"Are these maidens nuns, or but in disguise, father?" he said.
Elfric answered not at once, and I said:
"Three are nuns, two only are disguised. You will not take the queen's maidens from her?"
"Not I," he answered. "I think that even with the abbot's help and theirs I shall have trouble enough with the queen when she finds that the shore we reach is not Normandy."
"Shall you take me?" asked Elfric.
"I must take all but my own friend here, and the three holy women; I will not hinder them. They can find shelter in Selsea or Chichester--a nun has always friends and a house--if Redwald will see them safely to the door," Egil said very kindly.

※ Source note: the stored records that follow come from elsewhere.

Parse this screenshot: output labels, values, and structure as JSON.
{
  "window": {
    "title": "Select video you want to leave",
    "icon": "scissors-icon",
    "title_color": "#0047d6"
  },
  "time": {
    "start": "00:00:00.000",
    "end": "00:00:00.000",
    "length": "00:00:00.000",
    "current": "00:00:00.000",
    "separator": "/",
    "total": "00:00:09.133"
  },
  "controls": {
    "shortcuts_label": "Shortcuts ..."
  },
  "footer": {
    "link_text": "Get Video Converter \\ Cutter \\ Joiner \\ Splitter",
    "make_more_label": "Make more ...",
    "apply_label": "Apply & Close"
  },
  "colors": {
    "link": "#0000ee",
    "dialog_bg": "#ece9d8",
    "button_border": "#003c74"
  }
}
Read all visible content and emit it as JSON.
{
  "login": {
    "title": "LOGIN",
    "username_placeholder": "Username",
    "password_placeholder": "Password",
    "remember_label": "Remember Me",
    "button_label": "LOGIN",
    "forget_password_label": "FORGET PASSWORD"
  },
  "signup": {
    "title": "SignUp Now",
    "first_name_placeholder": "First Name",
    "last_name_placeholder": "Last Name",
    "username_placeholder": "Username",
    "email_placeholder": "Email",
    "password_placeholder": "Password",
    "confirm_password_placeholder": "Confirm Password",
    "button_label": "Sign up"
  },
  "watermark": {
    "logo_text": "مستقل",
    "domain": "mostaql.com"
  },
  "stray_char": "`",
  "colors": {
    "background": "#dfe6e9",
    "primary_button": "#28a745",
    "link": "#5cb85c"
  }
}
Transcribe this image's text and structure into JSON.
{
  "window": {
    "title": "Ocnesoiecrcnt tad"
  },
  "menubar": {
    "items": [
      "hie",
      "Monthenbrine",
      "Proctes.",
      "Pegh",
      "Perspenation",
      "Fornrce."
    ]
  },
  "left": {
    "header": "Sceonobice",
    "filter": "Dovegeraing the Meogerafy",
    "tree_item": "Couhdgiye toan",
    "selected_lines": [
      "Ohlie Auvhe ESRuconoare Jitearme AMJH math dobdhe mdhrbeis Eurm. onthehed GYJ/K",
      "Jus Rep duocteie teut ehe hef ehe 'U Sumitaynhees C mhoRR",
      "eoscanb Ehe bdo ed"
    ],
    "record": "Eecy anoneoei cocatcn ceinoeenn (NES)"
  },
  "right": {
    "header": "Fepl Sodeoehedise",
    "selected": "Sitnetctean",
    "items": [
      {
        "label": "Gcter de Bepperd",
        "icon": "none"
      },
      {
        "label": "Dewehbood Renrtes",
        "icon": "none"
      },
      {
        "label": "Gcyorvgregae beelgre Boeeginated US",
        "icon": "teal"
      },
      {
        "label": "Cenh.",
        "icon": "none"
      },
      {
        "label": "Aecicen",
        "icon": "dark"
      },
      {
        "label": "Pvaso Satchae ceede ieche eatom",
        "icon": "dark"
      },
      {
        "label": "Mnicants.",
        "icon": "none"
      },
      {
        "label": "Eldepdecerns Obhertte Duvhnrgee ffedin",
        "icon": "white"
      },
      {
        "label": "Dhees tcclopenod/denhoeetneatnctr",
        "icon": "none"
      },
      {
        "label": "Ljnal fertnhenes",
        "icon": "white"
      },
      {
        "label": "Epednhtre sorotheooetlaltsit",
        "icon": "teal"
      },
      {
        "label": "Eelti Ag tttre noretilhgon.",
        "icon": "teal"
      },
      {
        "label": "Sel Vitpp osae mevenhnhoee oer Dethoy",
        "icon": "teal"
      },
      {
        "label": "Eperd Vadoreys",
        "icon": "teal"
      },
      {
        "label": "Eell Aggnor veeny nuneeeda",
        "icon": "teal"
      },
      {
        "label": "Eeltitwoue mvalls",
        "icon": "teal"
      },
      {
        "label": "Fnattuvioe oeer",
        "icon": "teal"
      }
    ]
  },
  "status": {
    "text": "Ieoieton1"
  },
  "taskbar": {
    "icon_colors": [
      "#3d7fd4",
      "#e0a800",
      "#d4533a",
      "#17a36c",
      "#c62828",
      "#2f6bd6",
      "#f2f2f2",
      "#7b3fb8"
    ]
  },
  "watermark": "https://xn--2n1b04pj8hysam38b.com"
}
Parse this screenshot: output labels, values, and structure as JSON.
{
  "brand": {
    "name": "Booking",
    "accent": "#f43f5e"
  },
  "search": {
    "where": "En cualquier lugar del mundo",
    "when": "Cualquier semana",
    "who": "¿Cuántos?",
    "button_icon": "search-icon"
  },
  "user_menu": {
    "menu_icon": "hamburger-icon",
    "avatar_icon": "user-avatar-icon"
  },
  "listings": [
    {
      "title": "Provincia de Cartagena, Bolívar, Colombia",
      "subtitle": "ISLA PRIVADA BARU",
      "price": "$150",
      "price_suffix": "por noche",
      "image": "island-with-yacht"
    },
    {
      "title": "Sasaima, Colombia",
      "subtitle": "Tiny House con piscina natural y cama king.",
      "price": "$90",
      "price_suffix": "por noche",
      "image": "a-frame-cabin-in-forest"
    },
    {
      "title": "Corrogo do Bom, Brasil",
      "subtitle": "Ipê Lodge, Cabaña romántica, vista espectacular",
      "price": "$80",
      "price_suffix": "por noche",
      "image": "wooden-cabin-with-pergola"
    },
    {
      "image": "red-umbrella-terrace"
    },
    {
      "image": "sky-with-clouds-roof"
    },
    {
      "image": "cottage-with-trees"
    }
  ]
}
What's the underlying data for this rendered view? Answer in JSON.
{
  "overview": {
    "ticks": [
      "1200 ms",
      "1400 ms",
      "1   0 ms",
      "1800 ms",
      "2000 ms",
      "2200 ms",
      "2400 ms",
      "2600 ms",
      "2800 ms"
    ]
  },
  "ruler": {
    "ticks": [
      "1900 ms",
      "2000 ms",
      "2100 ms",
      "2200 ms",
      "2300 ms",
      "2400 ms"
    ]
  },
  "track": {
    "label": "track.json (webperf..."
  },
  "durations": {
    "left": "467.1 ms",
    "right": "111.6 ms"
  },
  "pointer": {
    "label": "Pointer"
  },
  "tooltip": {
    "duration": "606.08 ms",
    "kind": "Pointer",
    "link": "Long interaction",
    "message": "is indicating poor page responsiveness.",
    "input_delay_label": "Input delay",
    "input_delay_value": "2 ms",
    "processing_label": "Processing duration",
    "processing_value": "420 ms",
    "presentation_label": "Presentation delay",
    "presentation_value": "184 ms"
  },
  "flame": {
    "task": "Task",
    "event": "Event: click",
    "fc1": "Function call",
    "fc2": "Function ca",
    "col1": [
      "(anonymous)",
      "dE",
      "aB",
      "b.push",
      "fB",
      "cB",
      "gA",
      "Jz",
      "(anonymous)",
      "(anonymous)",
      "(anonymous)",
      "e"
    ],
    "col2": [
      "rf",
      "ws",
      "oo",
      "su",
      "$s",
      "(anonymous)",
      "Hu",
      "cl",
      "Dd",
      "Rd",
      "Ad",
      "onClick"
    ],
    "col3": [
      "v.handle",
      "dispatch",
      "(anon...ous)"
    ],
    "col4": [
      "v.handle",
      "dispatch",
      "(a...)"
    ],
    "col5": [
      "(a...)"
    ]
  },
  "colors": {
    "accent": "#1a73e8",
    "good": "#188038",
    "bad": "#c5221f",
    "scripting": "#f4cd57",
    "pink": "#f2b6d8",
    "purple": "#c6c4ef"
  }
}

Then he bade the men get out the boat, which was a good one, and fitted for carrying cargo from ship to shore. Two of Bertric's men were to go ashore with me and the nuns, taking messages also to the Bosham folk of what had befallen the ship.
"You will scare the wife if you say you have fallen into the hands of the Danes," Egil said laughing at the shipmaster.
"It is the truth," Bertric said stoutly. "'Tis the doing of yon cat."
"You shall come to no harm with us, and your ship shall come back to Bosham shortly. We have no war with your earl, and all will be well. Tell them, therefore, that it is thus. King Cnut is generous to all who fight not against him."